If we have a schedule that meets the deadline, we know that C_{0} must be scheduled continually, which leaves the B-sized holes on P2. For all of the A tasks to be scheduled by the deadline, they have to fit in those holes, which gives us a partition of A.

**Difficulty: **5. The hard part, of course, is coming up with the conversion. 3-Partition isn’t the easiest problem to work with, but the nice features of it (especially that you know that any subset of A that adds to B has exactly 3 elements) make it a good fit here.

I wonder if it’s necessary to have C_{0} spend B time on both processors. I understand the need to have C_{0} running on P2 to separate the partition sets, but wouldn’t it also work (and to my mind, be easier) if C_{0} took just 1 time (instead of B) each time it ran on P2?
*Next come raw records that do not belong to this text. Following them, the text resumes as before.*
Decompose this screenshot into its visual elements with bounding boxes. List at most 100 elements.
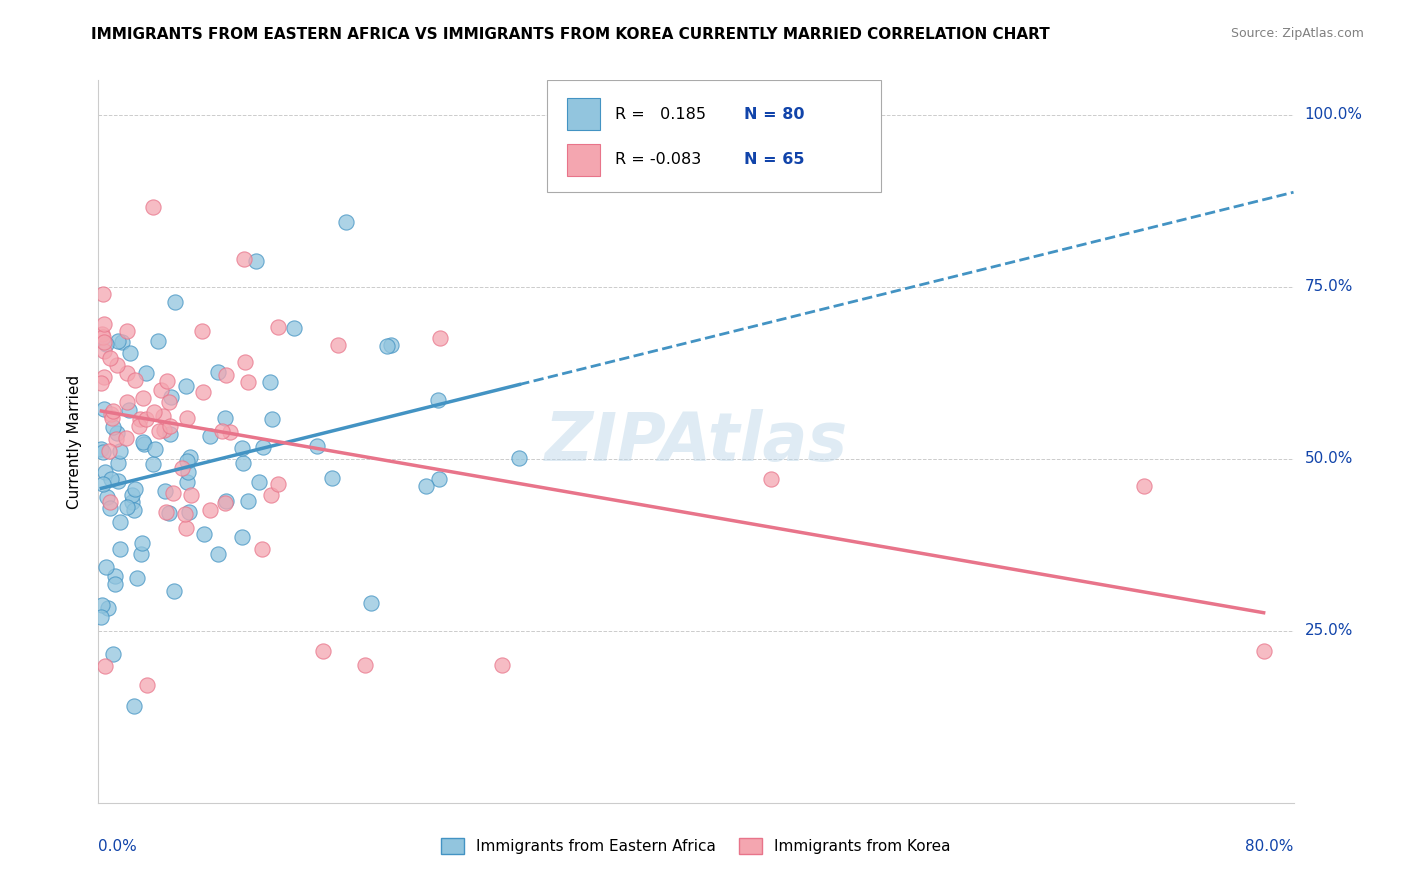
Point [232,456,254,470]
Point [105,358,128,372]
Text: 80.0%: 80.0% [1246,838,1294,854]
Point [118,403,141,417]
Point [129,547,152,561]
Point [135,366,157,380]
Text: N = 65: N = 65 [744,153,804,168]
Point [117,395,139,409]
Point [176,475,198,490]
Point [93,402,115,417]
Point [245,254,267,268]
Point [1133,479,1156,493]
Point [121,488,143,502]
Point [97,444,120,458]
Point [259,375,281,389]
Point [174,379,197,393]
Point [107,456,129,470]
Point [90,376,112,390]
Point [267,320,290,334]
Point [122,503,145,517]
Point [149,383,172,397]
Point [120,345,142,359]
Point [247,475,270,490]
Point [101,411,124,425]
Point [122,698,145,713]
Point [94,337,117,351]
Point [335,215,357,229]
Point [321,471,343,485]
Text: 100.0%: 100.0% [1305,107,1362,122]
Point [91,476,114,491]
Point [105,426,128,441]
Text: IMMIGRANTS FROM EASTERN AFRICA VS IMMIGRANTS FROM KOREA CURRENTLY MARRIED CORREL: IMMIGRANTS FROM EASTERN AFRICA VS IMMIGR… [91,27,1050,42]
Text: 25.0%: 25.0% [1305,624,1353,639]
Point [124,483,146,497]
Point [115,324,138,338]
Point [159,419,181,434]
Point [91,286,114,301]
Point [135,678,157,692]
Point [231,530,253,544]
Point [142,457,165,471]
Point [101,420,124,434]
Point [214,496,236,510]
Point [93,370,115,384]
Text: N = 80: N = 80 [744,107,804,121]
Point [207,365,229,379]
Point [170,460,193,475]
Point [233,355,256,369]
Point [353,657,375,672]
Point [107,475,129,489]
Point [491,658,513,673]
Point [93,343,115,358]
Point [148,424,170,438]
Point [211,424,233,438]
Y-axis label: Currently Married: Currently Married [67,375,83,508]
Point [115,366,138,380]
Point [94,465,117,479]
Point [153,424,176,438]
Point [157,507,180,521]
Point [98,351,121,365]
FancyBboxPatch shape [547,80,882,193]
Point [380,337,402,351]
Point [98,495,121,509]
Point [128,411,150,425]
Point [236,494,259,508]
Point [146,334,169,349]
Point [236,375,259,389]
Point [131,536,153,550]
Point [157,394,180,409]
Point [90,442,112,457]
Point [163,584,186,599]
Point [180,488,202,502]
Point [176,465,198,479]
Point [90,599,112,613]
Point [97,601,120,615]
Point [142,200,165,214]
Point [93,318,115,332]
Point [508,450,530,465]
Point [429,331,451,345]
Point [759,472,782,486]
Point [155,505,177,519]
Point [124,373,146,387]
Point [153,483,176,498]
Point [260,412,283,426]
FancyBboxPatch shape [567,98,600,130]
Point [96,490,118,504]
Point [132,391,155,405]
Point [415,479,437,493]
Point [215,494,238,508]
Point [108,515,131,529]
Point [125,571,148,585]
Point [360,596,382,610]
FancyBboxPatch shape [567,144,600,176]
Point [114,431,136,445]
Point [200,502,222,516]
Point [207,547,229,561]
Point [311,644,333,658]
Point [107,334,129,348]
Point [121,495,143,509]
Point [165,295,187,310]
Point [174,507,197,521]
I also wonder if there isn’t an easier reduction that goes straight from Flow-Shop Scheduling. The reduction can take the Flow-Shop instance, and map it directly to the Job-Shop instance (just because the Job-Shop problem *allows* you to reuse, reorder, or skip processors with tasks, doesn’t mean it’s *required*). Unless I’m missing something, this is a difficulty 2 reduction. I think the reason they do the 3-Partition reduction in the paper is because they want to show it’s NP-Complete in the case where there are only 2 processors, and the Flow-Shop Scheduling reduction uses 3 processors.